Jujuy | ADULTOS MAYORES | SALUD |

Adultos mayores: las caídas y la fractura de cadera son altamente prevenibles

Especialista local consideró que se trata de un problema en crecimiento pero que no debe normalizarse sino prevenirse. Remarcó que el 80% de las caídas son en la calle y el resto en los hogares, siendo el lugar más común en este último caso los baños.

Con una población que vive cada vez más años, los índices de caídas y fracturas de cadera en la población adulta mayor están en aumento. Este hecho puntual impacta no solo en lo físico, sino también la salud mental, la vida social y la posibilidad de perder independencia y funcionalidad en la vida cotidiana.

En torno a este tema, en Radio 2 conversaron con Mariana Sánchez Ábalos, médica geriatra del Centro Médico del Adulto Mayor (CEMAM), quien advirtió que las caídas son subestimadas en general y que sus complicaciones representar un alto costo en la vida de las personas mayores.

Un adulto mayor que se cae por primera vez, tiene un 50% de probabilidad que antes del año vuelta a caer ”, explicó.

Embed - Adultos mayores: Las caídas y la fractura de cadera es altamente prevenible

Remarcó que no hay que naturalizar las caídas por el hecho de que se trata de una persona mayor, por lo que educarnos en prevención primaria y secundaria es un gran factor protector. Por otra parte, respecto a sus colegas, la geriatra destacó que ante la consulta médica, por cualquier motivo, debe incluir la pregunta de antecedentes de caídas.

Respecto a las situaciones en las que se dan las caídas, Sánchez Ábalos dijo que el 80% de las veces sucede en el domicilio, mientras que el porcentaje restante es en otros sitios, como la calle. En el hogar, los lugares más comunes donde suceden son el baño, en primer lugar, el dormitorio y la zona de la cocina/comedor.

image.png

Como recomendación, destacó que lo mejor es evitar que la persona use pantuflas (no son calzados seguros para caminar); despejar los espacios para circular dentro del dormitorio y otros espacios de la casa como juguetes, calzados, ropa, alfombras, trapos de piso o papeles; adaptar las instalaciones sanitarias con agarres y apoyos para que la persona mayor pueda bañarse o sentarse en el inodoro sin problemas; rever la convivencia con las mascotas, ya que por evitar pisarlos o golpearlos, la persona mayor tropieza y termina cayendo; y por último, en caso de requerir ayudas técnicas para movilizarse (andador, bastón, trípode) debe usarlo siempre.

Por otro lado, explicó que algunos adultos mayores no quieren usar audífonos por vergüenza o por incomodidad, pero recordó que el oído es el encargado de regular el equilibrio y que la perdida de este es motivo frecuente de caídas y fractura de cadera. Lo mismo sucede con la importancia de hacer ejercicio físico para conservar la masa muscular porque una persona con buenos músculos tiene menor impacto por el golpe y en caso de fractura, su recuperación puede ser más rápida.

image.png

Qué hacer en caso de una caída

Si la persona mayor se encuentra sola y consciente luego del golpe, lo recomendable es mantener la calma y tratar de rodar sobre el propio cuerpo hasta lograr ponerse con el pecho sobre el piso y a partir de ahí, con ayuda de las manos, tratar de levantarse, ponerse de rodillas y apoyadose en alguna silla o mueble firme que esté cerca para volver a pararse finalmente o sentarse.
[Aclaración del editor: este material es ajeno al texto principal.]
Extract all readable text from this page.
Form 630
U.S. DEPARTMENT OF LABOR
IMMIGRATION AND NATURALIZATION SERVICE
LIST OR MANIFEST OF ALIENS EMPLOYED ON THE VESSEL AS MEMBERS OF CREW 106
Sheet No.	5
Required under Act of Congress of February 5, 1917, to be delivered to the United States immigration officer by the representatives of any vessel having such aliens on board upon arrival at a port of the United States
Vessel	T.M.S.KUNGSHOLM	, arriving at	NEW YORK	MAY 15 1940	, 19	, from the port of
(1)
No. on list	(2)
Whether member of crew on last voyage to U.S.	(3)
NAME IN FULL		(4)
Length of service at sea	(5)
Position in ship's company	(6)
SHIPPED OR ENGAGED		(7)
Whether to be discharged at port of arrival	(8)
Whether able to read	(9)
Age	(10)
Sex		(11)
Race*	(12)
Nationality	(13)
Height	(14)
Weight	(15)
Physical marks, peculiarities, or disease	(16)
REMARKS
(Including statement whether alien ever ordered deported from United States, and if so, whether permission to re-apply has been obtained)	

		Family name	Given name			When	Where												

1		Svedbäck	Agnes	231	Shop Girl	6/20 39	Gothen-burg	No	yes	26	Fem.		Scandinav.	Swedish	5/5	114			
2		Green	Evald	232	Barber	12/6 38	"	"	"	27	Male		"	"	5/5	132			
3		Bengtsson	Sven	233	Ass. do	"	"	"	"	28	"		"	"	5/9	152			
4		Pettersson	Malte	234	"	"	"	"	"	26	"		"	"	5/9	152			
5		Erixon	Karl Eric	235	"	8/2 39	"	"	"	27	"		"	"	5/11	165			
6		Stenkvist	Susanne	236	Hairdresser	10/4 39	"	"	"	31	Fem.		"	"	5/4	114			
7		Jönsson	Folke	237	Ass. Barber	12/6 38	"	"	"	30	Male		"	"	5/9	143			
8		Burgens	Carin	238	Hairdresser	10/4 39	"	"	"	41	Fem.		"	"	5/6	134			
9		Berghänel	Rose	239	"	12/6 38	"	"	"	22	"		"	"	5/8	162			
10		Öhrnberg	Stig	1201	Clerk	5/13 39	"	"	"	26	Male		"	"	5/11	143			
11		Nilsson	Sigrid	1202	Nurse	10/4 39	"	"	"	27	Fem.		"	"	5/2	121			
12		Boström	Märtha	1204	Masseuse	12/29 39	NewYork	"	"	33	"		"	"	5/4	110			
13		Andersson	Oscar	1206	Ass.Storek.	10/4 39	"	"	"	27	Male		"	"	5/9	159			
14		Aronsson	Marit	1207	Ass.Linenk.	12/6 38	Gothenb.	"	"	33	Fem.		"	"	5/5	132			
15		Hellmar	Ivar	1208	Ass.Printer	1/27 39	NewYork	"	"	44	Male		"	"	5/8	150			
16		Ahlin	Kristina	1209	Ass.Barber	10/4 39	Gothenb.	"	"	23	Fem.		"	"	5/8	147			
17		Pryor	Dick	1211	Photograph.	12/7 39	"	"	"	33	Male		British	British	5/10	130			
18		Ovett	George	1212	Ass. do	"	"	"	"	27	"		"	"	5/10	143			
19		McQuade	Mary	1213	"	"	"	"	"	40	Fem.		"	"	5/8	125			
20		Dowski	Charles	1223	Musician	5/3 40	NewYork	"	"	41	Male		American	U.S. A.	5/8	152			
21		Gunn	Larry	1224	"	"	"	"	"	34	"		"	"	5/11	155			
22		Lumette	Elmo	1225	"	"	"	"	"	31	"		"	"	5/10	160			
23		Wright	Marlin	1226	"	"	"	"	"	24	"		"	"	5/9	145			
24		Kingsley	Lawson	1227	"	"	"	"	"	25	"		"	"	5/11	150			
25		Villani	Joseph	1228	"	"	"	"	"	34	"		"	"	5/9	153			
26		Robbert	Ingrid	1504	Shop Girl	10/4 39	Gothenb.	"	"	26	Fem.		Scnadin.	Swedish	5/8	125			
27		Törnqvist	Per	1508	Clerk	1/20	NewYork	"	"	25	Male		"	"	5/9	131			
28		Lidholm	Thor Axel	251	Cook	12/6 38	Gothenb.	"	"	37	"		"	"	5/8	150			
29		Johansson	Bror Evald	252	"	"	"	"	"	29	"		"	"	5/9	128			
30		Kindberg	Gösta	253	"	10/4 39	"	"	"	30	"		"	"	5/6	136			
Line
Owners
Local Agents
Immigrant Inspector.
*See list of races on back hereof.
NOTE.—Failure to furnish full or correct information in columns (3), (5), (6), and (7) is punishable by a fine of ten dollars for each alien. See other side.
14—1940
Una vez estabilizada la persona, debe pedir ayuda al SAME.

En caso de que el adulto mayor no pueda hacerlo y requiera asistencia, el familiar o persona que se encuentra con la persona en el piso, debe intentar seguir las mismas recomendaciones anteriores. En caso de que el dolor no permita que el adulto mayor no pueda movilizarse, se debe llamar al servicio de emergencia lo antes posible.

image.png

Luego de toda caída, el control médico es de vital importancia. En esa consulta se puede evaluar la situación del paciente y determinar el trabajo multi y transdisciplinario que se debe seguir para lograr la su recuperación y no perder autonomía o que sea lo más leve posible. Finalmente, es importante trabajar en el trauma y miedo que puede generar la caída en la persona y su entorno.

Las personas mayores, explicó la geriatra, no deben pensar que por ser viejos hay que evitar movernos para no caernos. Por el contrario, hay que estar en movimiento, activos, haciendo ejercicios para fortalecer la masa muscular y los huesos. Lo mismo sucede con la persona que pasa por un reemplazo de cadera, intentar recuperar funcionalidad es un objetivo que todo el equipo de salud, la familia y la persona mayor deben tener en común.